9月10日のモニタリング会議では、都内の感染状況の警戒のレベルが1段階引き下げられたものの、出席した専門家は新たな感染の確認について「再び増加することへの警戒が必要な状況に変わりない」などと指摘して、警戒を呼びかけました。
会議の中で示された感染状況と医療提供体制についての分析結果です。

感染状況

まず、感染状況についてです。

新たな感染の確認は9月9日までの7日間の平均では149人で、ことし4月から5月に緊急事態宣言が出されていた間で最も多かった167人をおよそ2か月ぶりに下回りました。

ただ、専門家は「依然として高い水準で推移している」と指摘したうえで、病院内や施設内で数十人規模のクラスターが発生すると、前の週と比べた「増加比」が再び100%を超えるおそれがあるなどとしています。

そして、新たな感染の確認が「再び増加することへの警戒が必要な状況に変わりはない」と指摘しました。

年代別では、9月7日までの1週間で最も多いのは
▽20代の26.1%で、
次いで
▽30代が21.1%、
▽40代が16.7%などとなっています。

また、感染経路が分かっている人のうち、
▽家庭内での感染が37.4%と最も多く、
次いで、
▽施設内が14.7%、
▽職場内が13.8%、
▽会食が9%などとなっています。

家庭内での感染が最も多くなったのは少なくとも6週連続です。

専門家からは「家庭にウイルスが持ち込まれると感染を防ぐことは困難で、まずは家庭内に持ち込まないように対策の徹底が必要だ」と指摘しました。

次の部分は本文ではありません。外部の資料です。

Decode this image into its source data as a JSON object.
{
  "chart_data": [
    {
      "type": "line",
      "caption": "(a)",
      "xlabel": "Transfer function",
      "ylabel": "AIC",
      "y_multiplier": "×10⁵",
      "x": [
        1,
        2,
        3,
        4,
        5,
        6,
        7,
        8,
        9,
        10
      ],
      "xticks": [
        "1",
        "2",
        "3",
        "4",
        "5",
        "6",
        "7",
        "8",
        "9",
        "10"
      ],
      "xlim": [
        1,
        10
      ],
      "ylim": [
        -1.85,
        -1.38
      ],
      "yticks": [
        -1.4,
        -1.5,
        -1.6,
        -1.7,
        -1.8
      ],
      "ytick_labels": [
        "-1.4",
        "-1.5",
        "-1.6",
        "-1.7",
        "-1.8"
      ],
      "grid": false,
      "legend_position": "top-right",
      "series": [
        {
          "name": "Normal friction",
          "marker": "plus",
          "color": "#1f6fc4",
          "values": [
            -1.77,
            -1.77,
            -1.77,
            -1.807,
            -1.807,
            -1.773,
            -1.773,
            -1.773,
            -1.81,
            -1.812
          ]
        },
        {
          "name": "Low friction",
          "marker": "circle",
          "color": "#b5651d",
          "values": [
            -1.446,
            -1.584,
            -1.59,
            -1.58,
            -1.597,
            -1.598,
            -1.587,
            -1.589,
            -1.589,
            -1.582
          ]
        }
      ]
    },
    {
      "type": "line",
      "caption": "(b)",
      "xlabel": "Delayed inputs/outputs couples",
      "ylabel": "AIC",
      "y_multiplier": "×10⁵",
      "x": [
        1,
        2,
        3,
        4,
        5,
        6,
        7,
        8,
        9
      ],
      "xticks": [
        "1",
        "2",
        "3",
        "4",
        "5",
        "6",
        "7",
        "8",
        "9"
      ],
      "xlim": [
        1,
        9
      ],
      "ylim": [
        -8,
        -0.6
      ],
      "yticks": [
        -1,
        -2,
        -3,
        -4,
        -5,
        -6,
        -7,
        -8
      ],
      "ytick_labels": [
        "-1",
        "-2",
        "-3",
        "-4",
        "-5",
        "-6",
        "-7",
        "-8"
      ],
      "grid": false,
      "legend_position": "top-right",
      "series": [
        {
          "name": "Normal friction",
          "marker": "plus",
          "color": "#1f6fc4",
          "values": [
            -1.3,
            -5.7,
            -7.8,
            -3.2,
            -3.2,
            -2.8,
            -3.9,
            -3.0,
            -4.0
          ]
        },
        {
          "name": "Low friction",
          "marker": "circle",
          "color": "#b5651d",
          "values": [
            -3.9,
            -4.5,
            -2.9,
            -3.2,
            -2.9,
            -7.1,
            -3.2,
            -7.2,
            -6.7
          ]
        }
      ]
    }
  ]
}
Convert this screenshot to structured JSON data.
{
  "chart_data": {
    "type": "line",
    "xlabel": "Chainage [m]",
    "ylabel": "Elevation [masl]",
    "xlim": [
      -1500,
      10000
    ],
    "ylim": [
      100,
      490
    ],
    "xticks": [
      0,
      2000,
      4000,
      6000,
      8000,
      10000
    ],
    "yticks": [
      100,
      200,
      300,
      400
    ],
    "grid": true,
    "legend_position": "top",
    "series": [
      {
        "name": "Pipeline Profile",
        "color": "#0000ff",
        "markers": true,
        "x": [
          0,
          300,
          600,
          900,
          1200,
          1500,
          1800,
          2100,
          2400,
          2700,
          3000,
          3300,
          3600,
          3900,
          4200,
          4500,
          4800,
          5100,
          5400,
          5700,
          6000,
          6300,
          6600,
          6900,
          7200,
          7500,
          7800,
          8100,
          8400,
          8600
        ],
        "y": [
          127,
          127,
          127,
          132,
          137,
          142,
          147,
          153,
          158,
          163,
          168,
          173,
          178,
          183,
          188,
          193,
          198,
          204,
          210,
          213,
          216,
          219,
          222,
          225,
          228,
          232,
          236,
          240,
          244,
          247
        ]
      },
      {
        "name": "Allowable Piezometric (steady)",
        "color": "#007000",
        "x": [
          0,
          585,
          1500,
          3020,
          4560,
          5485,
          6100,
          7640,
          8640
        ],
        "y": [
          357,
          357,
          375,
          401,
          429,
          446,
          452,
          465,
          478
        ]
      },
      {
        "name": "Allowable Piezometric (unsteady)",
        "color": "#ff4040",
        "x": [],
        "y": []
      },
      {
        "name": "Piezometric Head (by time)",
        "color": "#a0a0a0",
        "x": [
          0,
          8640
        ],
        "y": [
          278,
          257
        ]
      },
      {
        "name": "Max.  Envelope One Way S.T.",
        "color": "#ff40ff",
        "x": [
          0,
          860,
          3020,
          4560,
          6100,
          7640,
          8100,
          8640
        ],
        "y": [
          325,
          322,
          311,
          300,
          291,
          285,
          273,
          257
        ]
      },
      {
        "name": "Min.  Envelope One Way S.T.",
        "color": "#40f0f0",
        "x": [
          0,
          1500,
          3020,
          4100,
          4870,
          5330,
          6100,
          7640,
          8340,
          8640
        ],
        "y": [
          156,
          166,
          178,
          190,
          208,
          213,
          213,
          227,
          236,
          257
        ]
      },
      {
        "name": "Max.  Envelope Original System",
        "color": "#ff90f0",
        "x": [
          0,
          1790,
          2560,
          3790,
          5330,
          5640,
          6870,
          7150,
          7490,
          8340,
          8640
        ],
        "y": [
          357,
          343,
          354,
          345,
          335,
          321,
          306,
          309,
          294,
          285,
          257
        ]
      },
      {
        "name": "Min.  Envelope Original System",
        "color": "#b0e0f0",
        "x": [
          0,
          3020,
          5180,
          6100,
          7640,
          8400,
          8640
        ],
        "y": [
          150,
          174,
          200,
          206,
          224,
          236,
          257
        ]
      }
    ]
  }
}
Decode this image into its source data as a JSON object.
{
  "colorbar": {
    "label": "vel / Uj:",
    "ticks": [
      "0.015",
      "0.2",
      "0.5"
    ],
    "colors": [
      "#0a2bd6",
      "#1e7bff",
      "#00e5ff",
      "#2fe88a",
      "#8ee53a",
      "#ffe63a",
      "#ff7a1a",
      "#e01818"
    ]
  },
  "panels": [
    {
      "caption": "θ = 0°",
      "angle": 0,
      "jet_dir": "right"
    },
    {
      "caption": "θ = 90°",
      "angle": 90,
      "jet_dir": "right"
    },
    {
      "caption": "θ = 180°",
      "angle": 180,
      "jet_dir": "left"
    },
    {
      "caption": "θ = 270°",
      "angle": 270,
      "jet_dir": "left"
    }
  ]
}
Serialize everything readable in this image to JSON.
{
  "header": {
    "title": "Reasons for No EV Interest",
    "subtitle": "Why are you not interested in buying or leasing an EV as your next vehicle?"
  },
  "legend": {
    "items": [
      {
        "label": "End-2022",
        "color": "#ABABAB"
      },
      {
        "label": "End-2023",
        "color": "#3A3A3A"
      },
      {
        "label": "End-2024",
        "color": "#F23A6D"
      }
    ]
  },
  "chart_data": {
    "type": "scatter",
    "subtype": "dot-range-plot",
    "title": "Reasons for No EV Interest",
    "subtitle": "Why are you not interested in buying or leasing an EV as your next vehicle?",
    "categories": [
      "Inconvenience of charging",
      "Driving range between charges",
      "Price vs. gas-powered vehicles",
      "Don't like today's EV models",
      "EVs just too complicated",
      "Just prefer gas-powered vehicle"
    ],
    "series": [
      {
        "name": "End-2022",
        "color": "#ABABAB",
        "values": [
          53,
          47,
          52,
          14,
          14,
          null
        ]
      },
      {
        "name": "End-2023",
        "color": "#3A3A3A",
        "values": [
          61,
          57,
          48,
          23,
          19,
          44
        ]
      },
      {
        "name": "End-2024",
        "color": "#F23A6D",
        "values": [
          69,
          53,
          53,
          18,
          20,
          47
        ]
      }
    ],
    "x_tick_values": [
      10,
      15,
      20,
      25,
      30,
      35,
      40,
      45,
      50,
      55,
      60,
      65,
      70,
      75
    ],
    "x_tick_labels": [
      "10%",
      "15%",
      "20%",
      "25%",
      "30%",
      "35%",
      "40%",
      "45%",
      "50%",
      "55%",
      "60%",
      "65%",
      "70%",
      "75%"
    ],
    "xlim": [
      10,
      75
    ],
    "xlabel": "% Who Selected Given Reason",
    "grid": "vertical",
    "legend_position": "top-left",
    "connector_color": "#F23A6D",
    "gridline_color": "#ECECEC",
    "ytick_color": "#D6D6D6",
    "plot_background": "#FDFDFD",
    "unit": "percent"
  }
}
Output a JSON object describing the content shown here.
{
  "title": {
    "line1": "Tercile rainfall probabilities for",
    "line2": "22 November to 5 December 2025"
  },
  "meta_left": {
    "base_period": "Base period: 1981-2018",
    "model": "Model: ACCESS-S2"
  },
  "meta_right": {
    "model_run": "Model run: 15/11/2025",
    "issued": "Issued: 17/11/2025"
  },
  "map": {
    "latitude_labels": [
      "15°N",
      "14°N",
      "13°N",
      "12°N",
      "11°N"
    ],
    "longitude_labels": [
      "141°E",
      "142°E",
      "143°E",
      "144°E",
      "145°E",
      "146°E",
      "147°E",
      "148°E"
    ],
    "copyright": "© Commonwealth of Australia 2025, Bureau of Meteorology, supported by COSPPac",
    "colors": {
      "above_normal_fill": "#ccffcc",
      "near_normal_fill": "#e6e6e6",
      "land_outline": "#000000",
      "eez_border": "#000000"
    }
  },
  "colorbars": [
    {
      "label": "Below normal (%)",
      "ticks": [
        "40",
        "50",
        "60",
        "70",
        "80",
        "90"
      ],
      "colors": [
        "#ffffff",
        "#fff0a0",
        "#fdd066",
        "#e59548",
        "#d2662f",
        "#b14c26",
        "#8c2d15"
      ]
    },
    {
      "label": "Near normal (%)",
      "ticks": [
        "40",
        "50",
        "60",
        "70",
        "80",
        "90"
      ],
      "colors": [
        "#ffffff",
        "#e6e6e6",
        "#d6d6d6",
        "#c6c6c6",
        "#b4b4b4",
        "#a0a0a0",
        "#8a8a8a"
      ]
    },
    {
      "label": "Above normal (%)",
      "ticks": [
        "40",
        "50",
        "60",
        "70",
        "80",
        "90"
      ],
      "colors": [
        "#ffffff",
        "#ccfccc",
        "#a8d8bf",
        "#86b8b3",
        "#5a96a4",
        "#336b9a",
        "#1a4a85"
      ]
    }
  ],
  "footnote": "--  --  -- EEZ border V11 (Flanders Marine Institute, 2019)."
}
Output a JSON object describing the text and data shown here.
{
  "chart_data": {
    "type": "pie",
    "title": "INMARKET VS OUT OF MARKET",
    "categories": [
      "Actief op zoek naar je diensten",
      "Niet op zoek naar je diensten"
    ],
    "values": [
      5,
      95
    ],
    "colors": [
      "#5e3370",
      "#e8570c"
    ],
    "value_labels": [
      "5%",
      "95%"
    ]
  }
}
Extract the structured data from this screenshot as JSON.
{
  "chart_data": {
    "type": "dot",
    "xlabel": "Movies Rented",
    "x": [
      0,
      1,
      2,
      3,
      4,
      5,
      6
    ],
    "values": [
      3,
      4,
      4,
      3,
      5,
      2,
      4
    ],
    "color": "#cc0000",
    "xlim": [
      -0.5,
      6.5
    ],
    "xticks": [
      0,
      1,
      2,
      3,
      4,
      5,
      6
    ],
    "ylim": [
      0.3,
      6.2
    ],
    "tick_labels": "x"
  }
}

また、地域別では、島しょ部でも感染が確認されるなど、都内全域に広がっていると報告されました。

医療提供体制

続いて、医療提供体制です。

9月9日時点での入院患者は1248人で、8月1日以来、1200人台まで減少しました。

しかし、専門家は「依然として高い水準で再び増加することへの警戒が必要だ。医療機関への負担が長期化している状況に変わりない」と指摘しています。

また、都の基準で集計した重症患者は9日の時点で24人で年代別にみると、 ▽40代が2人、
▽50代から60代が15人、
▽70代以上が7人でした。
▽30代以下はいません。

専門家は「重症患者数も増減を繰り返しながら減少傾向が見られるが、新たな感染者で中高年が占める割合が高くなっていることから、警戒が必要である」と指摘しています。

また、今後インフルエンザの流行期には、発熱などの症状ではインフルエンザの患者なのか新型コロナウイルスの患者なのかを見分けることは困難だとしたうえで、「発熱のある患者の相談や検査、それに診療の体制を作ったり強化したりすることが大きな課題だ」と指摘しています。